When I fight my sadness, it always seems to dig in deeper, so I will try to sit with it.  It’s a bleak January day.  We went through Hurricane Sandy (which isn’t over for thousands of people whose homes were destroyed.)  We saw a horrible school shooting and still there is a battle over gun control.

I’m sitting with sadness this morning and I’m trying not to fight it.  I know this too shall pass and that I have so much to be grateful for.  Emily is no longer with us and that is truly sad.  I just had a thought though, to call a mutual friend this morning, who is probably also missing Emily.
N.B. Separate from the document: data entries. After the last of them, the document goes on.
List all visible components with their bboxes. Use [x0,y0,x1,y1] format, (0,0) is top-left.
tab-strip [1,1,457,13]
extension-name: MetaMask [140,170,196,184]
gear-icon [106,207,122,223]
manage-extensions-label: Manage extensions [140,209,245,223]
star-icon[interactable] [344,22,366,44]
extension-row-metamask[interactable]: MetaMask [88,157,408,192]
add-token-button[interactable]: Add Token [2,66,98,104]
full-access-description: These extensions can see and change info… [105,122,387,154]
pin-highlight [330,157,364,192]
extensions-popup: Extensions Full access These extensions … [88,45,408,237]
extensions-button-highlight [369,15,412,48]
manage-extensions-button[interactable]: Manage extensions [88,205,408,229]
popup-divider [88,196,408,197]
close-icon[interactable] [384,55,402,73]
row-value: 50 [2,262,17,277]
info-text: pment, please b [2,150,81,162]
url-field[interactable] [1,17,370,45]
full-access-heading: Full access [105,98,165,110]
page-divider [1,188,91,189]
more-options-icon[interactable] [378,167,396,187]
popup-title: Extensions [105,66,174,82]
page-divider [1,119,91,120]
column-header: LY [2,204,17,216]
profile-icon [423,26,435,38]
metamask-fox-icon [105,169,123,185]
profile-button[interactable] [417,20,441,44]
It’s hard to lose someone you love and I loved Emily.  I’m watching my dog, Lucy, falling apart.  She is 17 now.  I’m not sure of the future, but then who is?  I wish for happy endings, but if I’m to be a real warrior, I guess I have to accept that there is no promise of happy endings, just this moment, and growing up and relating to discomfort.

“How do we practice with difficulty, with our emotions, with the unpredictable encounters of an ordinary day.”